There are currently a pair of bills now pending in the General Assembly authored by Democratic state Sen. Heather Steans and Rep. Kelly Cassidy that would create a system for regulating and taxing marijuana sales. They hope that doing so can bring in at least $350 million a year for the state.
Under the proposed law, Illinois residents would be allowed to possess up to 28 grams and five plants, while nonresidents would be limited to 14 grams. The bill would also impose a $50 per ounce tax on pot at the wholesale level, while sales to the public would be subject to the state’s 6.25 percent sales tax. Any business producing marijuana for sale would be bound by labeling requirements and marketing restrictions.

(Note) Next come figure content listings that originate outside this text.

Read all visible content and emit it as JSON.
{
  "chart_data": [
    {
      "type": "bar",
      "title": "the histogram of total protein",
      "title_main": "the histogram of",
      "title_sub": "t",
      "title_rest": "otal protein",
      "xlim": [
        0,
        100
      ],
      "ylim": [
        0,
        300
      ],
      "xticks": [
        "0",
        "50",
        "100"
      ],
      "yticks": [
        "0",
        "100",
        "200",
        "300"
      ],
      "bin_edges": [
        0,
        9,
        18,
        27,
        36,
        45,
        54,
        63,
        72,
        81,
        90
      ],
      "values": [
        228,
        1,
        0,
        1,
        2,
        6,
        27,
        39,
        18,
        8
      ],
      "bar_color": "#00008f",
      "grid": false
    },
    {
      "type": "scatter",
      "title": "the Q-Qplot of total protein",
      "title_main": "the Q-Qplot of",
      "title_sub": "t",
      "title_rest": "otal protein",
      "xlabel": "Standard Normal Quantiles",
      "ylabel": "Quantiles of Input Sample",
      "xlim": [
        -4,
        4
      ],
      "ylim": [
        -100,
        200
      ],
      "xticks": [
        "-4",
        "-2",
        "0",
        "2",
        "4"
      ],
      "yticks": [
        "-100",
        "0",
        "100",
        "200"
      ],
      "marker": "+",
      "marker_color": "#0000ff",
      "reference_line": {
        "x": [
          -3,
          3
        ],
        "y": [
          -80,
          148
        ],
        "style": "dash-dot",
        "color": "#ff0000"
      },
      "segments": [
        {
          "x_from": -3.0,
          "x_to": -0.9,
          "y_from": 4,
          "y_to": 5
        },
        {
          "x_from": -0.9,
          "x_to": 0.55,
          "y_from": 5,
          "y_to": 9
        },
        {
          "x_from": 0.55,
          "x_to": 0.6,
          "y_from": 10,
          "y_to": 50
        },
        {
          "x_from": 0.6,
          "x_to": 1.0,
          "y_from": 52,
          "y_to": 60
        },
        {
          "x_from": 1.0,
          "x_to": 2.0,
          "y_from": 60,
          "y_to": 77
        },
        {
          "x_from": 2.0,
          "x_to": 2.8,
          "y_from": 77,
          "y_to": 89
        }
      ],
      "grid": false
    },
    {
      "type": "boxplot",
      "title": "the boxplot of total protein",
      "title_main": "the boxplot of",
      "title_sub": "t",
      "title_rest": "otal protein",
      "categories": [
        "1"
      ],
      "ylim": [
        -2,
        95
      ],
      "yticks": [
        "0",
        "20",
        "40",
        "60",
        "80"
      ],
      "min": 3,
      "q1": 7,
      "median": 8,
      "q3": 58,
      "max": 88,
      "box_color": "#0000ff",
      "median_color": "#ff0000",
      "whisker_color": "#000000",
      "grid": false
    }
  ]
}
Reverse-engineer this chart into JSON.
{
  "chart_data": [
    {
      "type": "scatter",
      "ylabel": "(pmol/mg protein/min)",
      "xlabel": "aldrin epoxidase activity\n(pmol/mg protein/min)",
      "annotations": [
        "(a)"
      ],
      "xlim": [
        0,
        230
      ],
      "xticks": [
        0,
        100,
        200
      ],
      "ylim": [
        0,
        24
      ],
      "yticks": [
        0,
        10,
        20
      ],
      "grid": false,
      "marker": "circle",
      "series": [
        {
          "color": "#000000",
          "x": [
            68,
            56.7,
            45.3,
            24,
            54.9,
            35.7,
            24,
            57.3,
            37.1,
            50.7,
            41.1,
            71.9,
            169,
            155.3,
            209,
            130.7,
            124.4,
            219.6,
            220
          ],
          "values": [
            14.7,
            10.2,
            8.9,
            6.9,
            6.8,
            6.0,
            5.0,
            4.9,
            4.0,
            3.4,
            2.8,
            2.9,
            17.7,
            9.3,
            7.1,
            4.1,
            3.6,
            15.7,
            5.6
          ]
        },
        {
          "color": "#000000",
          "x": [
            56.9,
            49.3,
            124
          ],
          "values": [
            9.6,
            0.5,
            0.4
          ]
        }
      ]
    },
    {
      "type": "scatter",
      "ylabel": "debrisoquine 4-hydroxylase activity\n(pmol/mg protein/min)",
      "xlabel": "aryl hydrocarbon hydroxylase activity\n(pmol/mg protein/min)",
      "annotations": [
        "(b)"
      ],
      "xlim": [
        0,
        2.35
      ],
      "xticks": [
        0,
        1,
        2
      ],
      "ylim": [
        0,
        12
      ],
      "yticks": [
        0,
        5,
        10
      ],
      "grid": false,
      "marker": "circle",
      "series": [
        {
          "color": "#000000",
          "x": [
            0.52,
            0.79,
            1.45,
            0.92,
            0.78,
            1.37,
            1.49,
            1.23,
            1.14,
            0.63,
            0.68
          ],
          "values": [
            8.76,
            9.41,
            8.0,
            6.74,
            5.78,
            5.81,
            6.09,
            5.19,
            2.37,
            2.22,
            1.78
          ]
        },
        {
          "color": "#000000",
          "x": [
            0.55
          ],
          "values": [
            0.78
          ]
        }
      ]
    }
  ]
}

The proceeds from taxing weed would go to funding education as well as funding programs and treatment centers design to educate people about the dangers of abusing alcohol, marijuana and tobacco.
While Illinois governor Bruce Rauner has not fully dismissed the idea of legalization, he does seem to generally oppose the idea. "I think recreational marijuana is a very, very difficult subject," Rauner said Tuesday during an appearance in Rock Island, saying Illinois should look at the impact that legalizing marijuana has had on the states that have already decriminalized the drug.
Nationally, polls show that 59% of people are in favor of legalization, but the numbers vary greatly among specific groups. Among Republicans, 61% oppose the idea, while 49% of Hispanics polled were opposed. Among millennials (ages 18-34) 74% are in favor of legalization.
The first hearing on the topic is at noon April 19 in the Michael A. Bilandic Building, 160 N. Lasalle St.